Analysis of circulating tumour DNA in plasma (ctDNA) is technically challenging, as it is usually dominated by cell-free DNA of non-cancerous origin 1,2. To increase the signal-to-noise ratio, current strategies focus on a subset of the genome 2-4. For untargeted sequencing, the only option is to increase depth of coverage, thus raising sequencing costs. Since it has been observed that tumour DNA in plasma tends to be shorter than non-tumour DNA 5,6, we hypothesised that filtering fragments by size could reduce the non-tumour fraction.
We established a catalogue of pan-cancer ctDNA fragmentation with shallow whole genome sequencing and characterised fragment lengths in 300 plasma samples from 183 individuals with 12 different cancer types and 48 healthy controls. We then quantified different facets of the fragment size distribution in each sample such as the periodicity, modality and the proportion of DNA in different size ranges. The ratio of fragment proportions between 20-150 bp and 180-220 bp was identified as a key feature that allowed the accurate classification of plasma samples as cancerous or healthy (AUC=0.855).

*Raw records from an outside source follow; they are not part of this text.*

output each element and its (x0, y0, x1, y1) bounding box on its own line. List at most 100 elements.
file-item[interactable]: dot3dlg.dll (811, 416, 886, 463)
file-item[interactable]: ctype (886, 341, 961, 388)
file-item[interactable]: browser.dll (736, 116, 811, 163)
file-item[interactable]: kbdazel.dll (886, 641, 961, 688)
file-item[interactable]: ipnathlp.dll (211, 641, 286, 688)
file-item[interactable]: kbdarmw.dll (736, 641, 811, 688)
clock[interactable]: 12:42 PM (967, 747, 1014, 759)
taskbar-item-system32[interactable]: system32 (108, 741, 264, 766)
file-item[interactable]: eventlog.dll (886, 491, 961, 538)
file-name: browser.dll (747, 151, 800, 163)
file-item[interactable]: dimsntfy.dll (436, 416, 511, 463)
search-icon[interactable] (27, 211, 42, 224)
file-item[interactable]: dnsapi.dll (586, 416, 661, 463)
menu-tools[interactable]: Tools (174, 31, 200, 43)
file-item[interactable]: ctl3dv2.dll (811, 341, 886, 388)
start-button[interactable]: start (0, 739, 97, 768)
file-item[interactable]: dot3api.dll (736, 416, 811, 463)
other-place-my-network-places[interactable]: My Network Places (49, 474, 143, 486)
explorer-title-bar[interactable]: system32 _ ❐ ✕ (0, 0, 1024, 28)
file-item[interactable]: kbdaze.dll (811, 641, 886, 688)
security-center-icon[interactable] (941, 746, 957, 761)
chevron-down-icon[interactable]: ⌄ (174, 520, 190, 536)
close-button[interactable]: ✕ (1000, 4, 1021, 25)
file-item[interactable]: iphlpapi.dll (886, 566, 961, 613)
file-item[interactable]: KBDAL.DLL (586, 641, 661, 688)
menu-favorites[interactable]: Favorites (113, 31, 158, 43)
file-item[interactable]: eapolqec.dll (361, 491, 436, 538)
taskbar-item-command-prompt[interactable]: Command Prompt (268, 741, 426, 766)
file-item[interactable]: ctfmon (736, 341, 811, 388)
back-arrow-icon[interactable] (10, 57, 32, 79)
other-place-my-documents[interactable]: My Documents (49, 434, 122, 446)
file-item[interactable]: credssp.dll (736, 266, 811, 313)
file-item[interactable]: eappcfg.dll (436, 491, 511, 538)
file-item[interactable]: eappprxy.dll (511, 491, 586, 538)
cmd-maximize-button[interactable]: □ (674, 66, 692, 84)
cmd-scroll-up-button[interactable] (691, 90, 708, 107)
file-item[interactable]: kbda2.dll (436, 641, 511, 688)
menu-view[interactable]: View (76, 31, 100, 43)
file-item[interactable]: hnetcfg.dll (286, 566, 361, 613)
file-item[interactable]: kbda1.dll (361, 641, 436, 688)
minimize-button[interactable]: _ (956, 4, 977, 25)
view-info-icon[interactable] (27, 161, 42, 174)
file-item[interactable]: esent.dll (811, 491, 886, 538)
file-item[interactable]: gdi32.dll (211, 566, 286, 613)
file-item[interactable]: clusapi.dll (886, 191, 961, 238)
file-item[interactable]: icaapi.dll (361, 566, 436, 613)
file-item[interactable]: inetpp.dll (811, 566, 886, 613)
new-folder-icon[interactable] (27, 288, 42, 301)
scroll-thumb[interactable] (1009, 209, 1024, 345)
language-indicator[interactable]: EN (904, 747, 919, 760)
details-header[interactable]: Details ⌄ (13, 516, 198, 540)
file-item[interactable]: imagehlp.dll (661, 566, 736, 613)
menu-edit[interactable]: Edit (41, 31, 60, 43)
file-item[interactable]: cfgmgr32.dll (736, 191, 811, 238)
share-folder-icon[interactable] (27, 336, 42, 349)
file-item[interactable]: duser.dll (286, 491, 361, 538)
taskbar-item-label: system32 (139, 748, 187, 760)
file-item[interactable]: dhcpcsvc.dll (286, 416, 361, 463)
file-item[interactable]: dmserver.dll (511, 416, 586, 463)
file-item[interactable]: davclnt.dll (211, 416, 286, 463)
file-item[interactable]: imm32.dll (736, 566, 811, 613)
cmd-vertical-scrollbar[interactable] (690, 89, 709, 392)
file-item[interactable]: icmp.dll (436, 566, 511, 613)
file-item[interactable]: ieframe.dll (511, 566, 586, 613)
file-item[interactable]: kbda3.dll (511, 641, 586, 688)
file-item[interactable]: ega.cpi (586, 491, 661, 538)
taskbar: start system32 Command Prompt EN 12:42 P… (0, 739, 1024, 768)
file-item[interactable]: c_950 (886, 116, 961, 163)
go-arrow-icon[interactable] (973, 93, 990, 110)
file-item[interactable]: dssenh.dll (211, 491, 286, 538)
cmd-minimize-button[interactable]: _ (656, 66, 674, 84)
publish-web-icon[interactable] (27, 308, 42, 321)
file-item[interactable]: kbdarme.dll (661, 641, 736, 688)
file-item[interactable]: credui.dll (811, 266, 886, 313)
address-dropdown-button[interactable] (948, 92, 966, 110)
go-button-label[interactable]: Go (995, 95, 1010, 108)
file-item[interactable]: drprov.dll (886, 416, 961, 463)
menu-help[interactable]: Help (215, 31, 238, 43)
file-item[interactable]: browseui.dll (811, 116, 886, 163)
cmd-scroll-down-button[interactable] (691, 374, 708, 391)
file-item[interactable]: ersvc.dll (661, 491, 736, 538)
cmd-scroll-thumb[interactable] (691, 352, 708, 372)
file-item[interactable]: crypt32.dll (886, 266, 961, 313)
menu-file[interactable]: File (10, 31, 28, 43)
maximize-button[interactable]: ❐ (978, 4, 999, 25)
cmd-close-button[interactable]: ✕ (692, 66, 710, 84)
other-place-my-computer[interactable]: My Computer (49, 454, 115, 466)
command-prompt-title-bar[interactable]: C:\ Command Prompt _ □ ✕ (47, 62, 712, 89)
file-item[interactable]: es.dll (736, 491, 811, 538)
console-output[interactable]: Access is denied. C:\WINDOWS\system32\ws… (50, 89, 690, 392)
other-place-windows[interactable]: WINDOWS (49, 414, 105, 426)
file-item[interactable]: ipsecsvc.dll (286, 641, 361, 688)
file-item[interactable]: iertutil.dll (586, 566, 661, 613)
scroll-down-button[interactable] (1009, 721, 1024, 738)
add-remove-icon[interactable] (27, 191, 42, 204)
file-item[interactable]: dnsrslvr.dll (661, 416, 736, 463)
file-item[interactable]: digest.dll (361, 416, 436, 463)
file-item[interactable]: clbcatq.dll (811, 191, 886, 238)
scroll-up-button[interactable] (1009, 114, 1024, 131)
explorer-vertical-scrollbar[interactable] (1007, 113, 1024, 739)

We studied the feasibility of ctDNA enrichment by in-vitro and in-silico size-selection in a subset of patients (N=51). An agarose gel-based filtering for DNA fragments between 90-150 bp, yielded enrichment of mutated DNA fractions up to 118-fold, in samples with starting ctDNA levels < 5%. Strikingly, in-silico selection of fragments from whole-exome sequencing alone allowed increased allele fractions and more mutation calls. Notably, 28% of mutations that were identified only in the plasma after in-silico size-selection were also present in the matched tumour tissue and included alterations in key genes such as BRAF, ARID1A, and NF1.
In conclusion, fragmentation features can be used to determine the presence of ctDNA with no prior knowledge of somatic alterations. Size-selection of fragments greatly improves the detection of tumour alterations in plasma, with potential to increase the sensitivity of liquid biopsies for early diagnosis and detection of minimal residual disease.